La Empresa Portuaria Valparaíso (EPV) en Chile presentó ante el Tribunal de Defensa de la Libre Competencia (TDLC) sus argumentos para que la licitación de transición del Terminal 2 – Espigón, se pueda verificar resguardando los intereses de los usuarios en un escenario de amplia competencia de los proveedores de servicios portuarios, con un modelo que resguarde la provisión de empleos de calidad y que vele por la eficiencia en la transferencia y seguridad de la carga.

En la audiencia, el fiscal de EPV, Guillermo Crovari y el asesor económico, Gonzalo Sanhueza, entregaron todos los antecedentes que amparan las bases de licitación concebidas a partir de los Informes precedentes sobre este Terminal, con la propuesta de modificaciones que se adecuen a un período de sólo cuatro años y una inversión en equipamiento.
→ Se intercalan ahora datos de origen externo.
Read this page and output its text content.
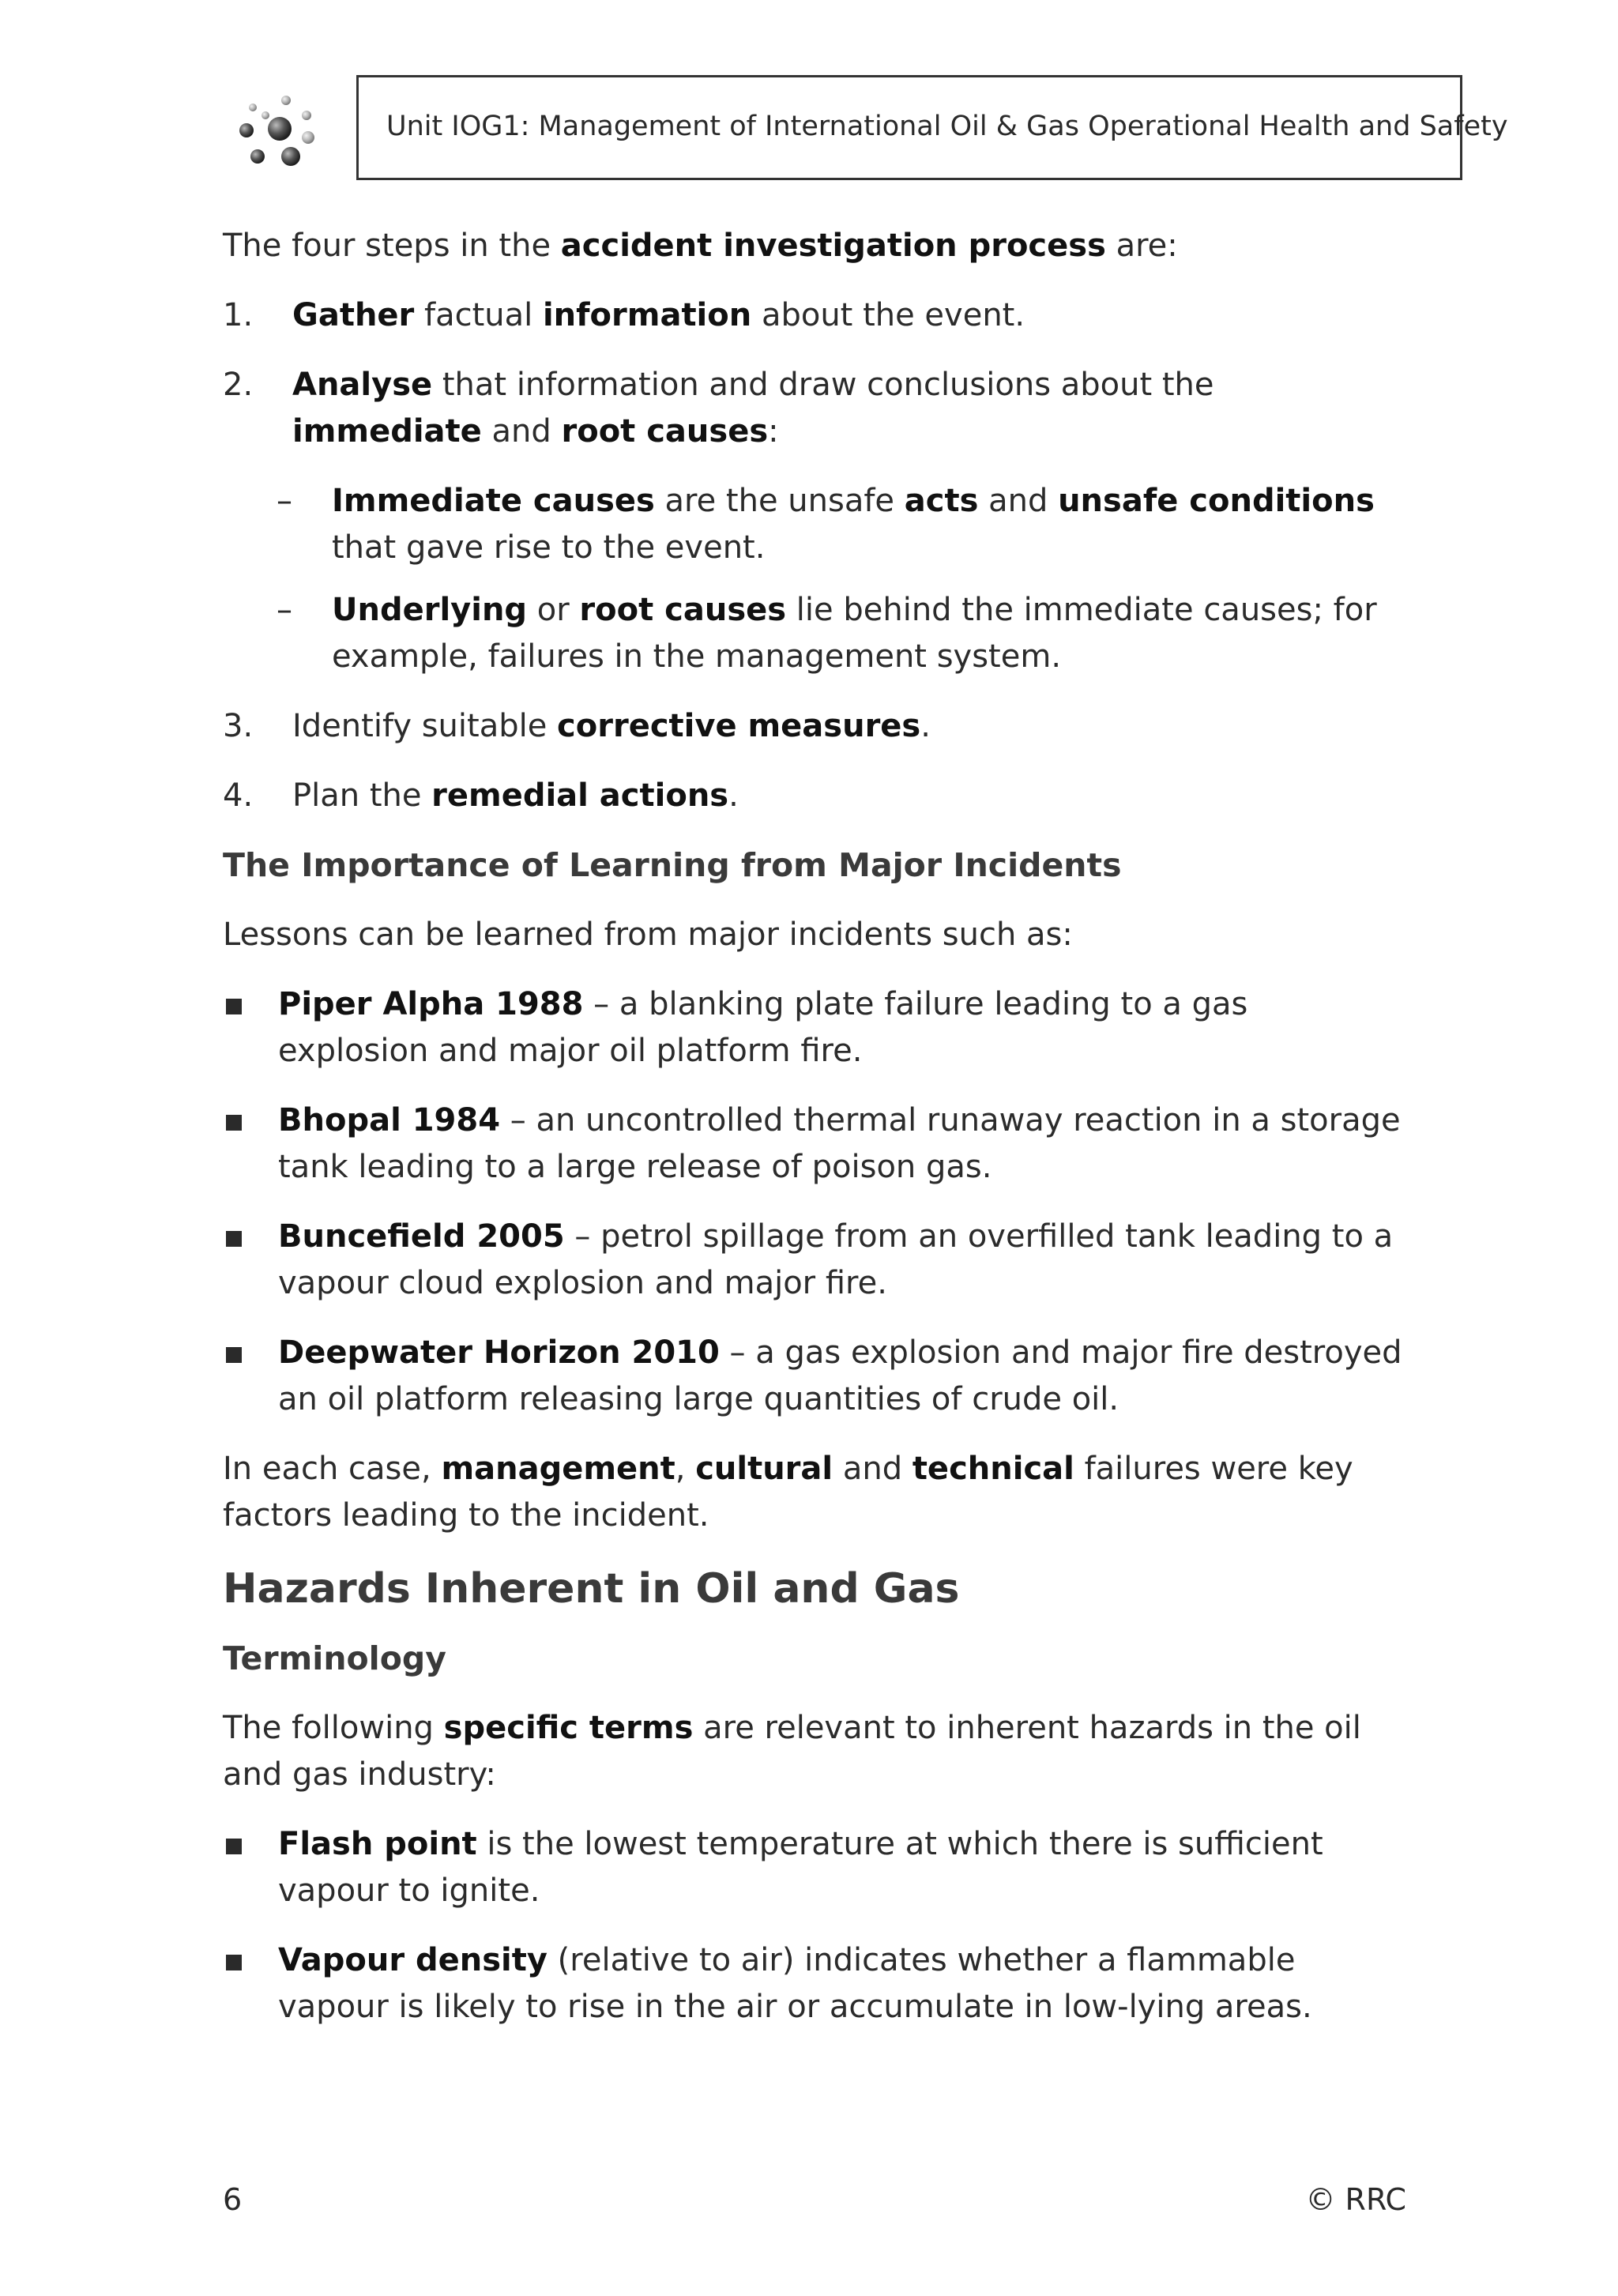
Unit IOG1: Management of International Oil & Gas Operational Health and Safety

The four steps in the accident investigation process are:

1. Gather factual information about the event.
2. Analyse that information and draw conclusions about the immediate and root causes:
– Immediate causes are the unsafe acts and unsafe conditions that gave rise to the event.
– Underlying or root causes lie behind the immediate causes; for example, failures in the management system.
3. Identify suitable corrective measures.
4. Plan the remedial actions.
The Importance of Learning from Major Incidents

Lessons can be learned from major incidents such as:

Piper Alpha 1988 – a blanking plate failure leading to a gas explosion and major oil platform fire.
Bhopal 1984 – an uncontrolled thermal runaway reaction in a storage tank leading to a large release of poison gas.
Buncefield 2005 – petrol spillage from an overfilled tank leading to a vapour cloud explosion and major fire.
Deepwater Horizon 2010 – a gas explosion and major fire destroyed an oil platform releasing large quantities of crude oil.

In each case, management, cultural and technical failures were key factors leading to the incident.

Hazards Inherent in Oil and Gas
Terminology

The following specific terms are relevant to inherent hazards in the oil and gas industry:

Flash point is the lowest temperature at which there is sufficient vapour to ignite.
Vapour density (relative to air) indicates whether a flammable vapour is likely to rise in the air or accumulate in low-lying areas.
6	© RRC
La gerenta de Desarrollo y Concesiones de EPV, Javiera Perales, manifestó que la «propuesta de bases al TDLC promueve la participación de la mayor cantidad de actores como se autorizó por el tribunal en 2013, que contempla una prerrogativa decisiva para nuevos entrantes (…) Los factores dirimentes de la licitación consisten en que los beneficios sean traspasados a los usuarios».

Asimismo, destacó la necesidad de resolver con prontitud la continuidad operacional del Espigón, «debido a que la concesión de TCVAL finaliza en los próximos meses».

Cabe destacar que la estatal recurrió de manera voluntaria al TDLC, mediante una consulta no contenciosa, para determinar quiénes y cómo podrán participar de este proceso, habida cuenta de las características del mercado relevante, conforme a todos los antecedentes que proveyó la propia empresa y que además aportaron los intervinientes que han comparecido de buena fe en este procedimiento.